Son las ocho de la mañana, sales a caminar con el estómago vacío y vuelves con la sensación de haber cumplido. Desayunas cualquier cosa y el cansancio se queda pegado hasta el mediodía. Ese guion tan repetido deja fuera buena parte del beneficio. Lo que pones en el plato antes y después de la caminata decide cuánto rinde cada paso, y a partir de los 60 esa decisión pesa todavía más, porque el músculo necesita señales claras para recuperarse.
Caminar en ayunas no siempre es la mejor idea

Circula la creencia de que salir sin comer obliga al cuerpo a tirar de la grasa y multiplica el resultado. Para un paseo suave puede ser cómodo, pero no es una regla universal ni el gran atajo que se promete. Si la caminata es larga o a buen ritmo, llegar sin combustible suele traducirse en pasos más lentos, peor ánimo y un final flojo.
El punto débil aparece después. Sin nada que reponer, el músculo recibe el estímulo del ejercicio, pero le falta el material para aprovecharlo. En una persona joven el margen es amplio. Pasados los 60, ese margen se estrecha, y ahí la comida deja de ser un detalle para convertirse en parte del entrenamiento.
Lo que la ciencia vio en el músculo maduro
Un equipo comparó cómo responden el músculo joven y el mayor a la misma cantidad de proteína. Según una investigación publicada en PLOS ONE en 2015, el músculo de los adultos mayores mostró una respuesta de construcción muscular más apagada tras comer proteína que el de los jóvenes, un fenómeno conocido como resistencia anabólica.
La lectura práctica es sencilla. Si el músculo mayor responde con menos fuerza, conviene darle un estímulo más claro y bien colocado en el tiempo. No se trata de comer más por comer, sino de acompañar la caminata con proteína y algo de energía en el momento en que el cuerpo está más receptivo.
El plato de antes, ligero y con energía disponible

Entre 60 y 90 minutos antes de salir, un tentempié pequeño con carbohidrato de fácil digestión deja las piernas con combustible sin cargar el estómago.
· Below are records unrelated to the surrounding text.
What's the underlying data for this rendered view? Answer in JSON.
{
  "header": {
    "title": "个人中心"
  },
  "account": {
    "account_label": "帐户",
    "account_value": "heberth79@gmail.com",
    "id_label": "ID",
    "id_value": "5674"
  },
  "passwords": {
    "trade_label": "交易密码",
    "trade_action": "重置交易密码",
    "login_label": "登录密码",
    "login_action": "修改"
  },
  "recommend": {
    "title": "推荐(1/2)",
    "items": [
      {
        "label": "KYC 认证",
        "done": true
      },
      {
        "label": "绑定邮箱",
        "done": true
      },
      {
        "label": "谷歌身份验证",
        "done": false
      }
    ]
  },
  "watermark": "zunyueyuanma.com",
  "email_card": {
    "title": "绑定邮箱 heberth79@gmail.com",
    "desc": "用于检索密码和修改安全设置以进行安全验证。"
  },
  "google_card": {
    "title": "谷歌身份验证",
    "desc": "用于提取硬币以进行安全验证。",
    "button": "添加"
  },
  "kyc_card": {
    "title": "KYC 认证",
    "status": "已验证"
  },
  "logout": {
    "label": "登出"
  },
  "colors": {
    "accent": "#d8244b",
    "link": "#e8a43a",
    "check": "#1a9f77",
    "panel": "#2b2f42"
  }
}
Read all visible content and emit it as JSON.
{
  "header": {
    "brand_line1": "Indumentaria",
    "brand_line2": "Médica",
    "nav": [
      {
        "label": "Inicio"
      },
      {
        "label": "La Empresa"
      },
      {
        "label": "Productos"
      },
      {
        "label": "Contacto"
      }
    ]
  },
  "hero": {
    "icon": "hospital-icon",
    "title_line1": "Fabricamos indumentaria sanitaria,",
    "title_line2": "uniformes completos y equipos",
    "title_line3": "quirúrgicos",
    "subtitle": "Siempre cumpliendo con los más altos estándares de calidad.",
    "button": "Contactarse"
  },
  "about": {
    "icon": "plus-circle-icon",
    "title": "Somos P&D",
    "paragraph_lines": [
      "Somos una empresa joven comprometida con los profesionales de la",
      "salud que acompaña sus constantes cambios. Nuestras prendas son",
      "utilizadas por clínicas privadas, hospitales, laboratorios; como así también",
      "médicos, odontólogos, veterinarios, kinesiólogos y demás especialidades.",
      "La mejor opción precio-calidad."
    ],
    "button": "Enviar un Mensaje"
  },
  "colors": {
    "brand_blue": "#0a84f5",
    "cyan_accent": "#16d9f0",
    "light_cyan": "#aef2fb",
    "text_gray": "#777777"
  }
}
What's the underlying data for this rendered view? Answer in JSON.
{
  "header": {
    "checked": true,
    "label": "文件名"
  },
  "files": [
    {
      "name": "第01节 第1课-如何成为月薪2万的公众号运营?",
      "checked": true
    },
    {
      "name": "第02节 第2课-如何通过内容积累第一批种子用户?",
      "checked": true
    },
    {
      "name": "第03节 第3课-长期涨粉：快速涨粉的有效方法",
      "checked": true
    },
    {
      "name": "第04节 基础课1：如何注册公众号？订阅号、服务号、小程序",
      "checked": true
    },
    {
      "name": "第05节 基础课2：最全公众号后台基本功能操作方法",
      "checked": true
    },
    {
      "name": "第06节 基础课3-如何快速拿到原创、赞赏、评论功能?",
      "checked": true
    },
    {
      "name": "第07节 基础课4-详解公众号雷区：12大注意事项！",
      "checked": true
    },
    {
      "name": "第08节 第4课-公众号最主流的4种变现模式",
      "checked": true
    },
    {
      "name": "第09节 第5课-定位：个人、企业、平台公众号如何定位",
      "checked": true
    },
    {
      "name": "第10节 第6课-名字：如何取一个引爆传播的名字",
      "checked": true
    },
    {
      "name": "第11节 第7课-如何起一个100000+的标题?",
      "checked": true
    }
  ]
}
Una fruta, una tostada con un poco de miel o un yogur bastan. La idea es sentirse ligero, no lleno.
Si caminas nada más levantarte y no te apetece comer, un vaso de agua y medio plátano ya cambian la cosa. La hidratación cuenta tanto como el bocado: llegar con sed penaliza el rendimiento antes que cualquier otro factor.
La ventana de después pesa más a los 60
Terminada la caminata, el músculo queda unas horas especialmente abierto a repararse y crecer. En una persona mayor esa ventana importa más, porque la respuesta es más floja y conviene no dejarla escapar. Dentro de la hora siguiente, una toma con proteína y carbohidrato aprovecha ese momento.
La cifra orientativa ronda los 20 a 30 gramos de proteína en esa comida. Un yogur griego con fruta, un vaso de leche con avena o un par de huevos con pan cumplen sin complicaciones. Lo decisivo es la cercanía con el ejercicio, no la perfección del menú.
Un matiz evita obsesiones. Si la caminata fue corta y tranquila, la siguiente comida habitual ya cubre esa reposición sin necesidad de un tentempié aparte. La ventana cobra importancia cuando el esfuerzo es real, con una ruta larga, cuestas o un paso vivo que deja las piernas algo cansadas. En esos días es cuando dejar pasar la hora posterior se nota al día siguiente, en forma de piernas más pesadas y menos ganas de repetir.
Cuatro combinaciones según la hora de tu caminata
Cada horario pide un ajuste distinto. Estas cuatro fórmulas cubren los momentos más habituales del día, con algo antes cuando hace falta y siempre una reposición después:
- Al amanecer: medio plátano antes de salir y, a la vuelta, un yogur natural con avena y frutos secos.
- A media mañana: una tostada con miel una hora antes y, de regreso, huevos revueltos con pan integral.
- Antes de comer: sin tentempié previo si desayunaste bien, y la propia comida con proteína como reposición.
- Al atardecer: una fruta a media tarde y, tras la caminata, un vaso de leche con un puñado de nueces.
Qué hacer a partir de hoy
El cambio cabe en dos gestos. Antes de caminar, algo ligero con energía si el estómago lo pide. Después, una toma con proteína dentro de la hora siguiente. Repetido a diario, ese pequeño orden convierte la misma caminata en un estímulo que el músculo sí aprovecha. Puedes ver también en qué cambia caminar rápido o despacio cuando el azúcar está alta, ajustar tu energía con estas ideas sobre los carbohidratos que aportan combustible y repasar los alimentos que ayudan a conservar el músculo.
Esta información tiene fines divulgativos y no sustituye la evaluación de un profesional de la salud. Ante dudas sobre tu alimentación o tu forma física, consulta con tu médico o con un dietista-nutricionista.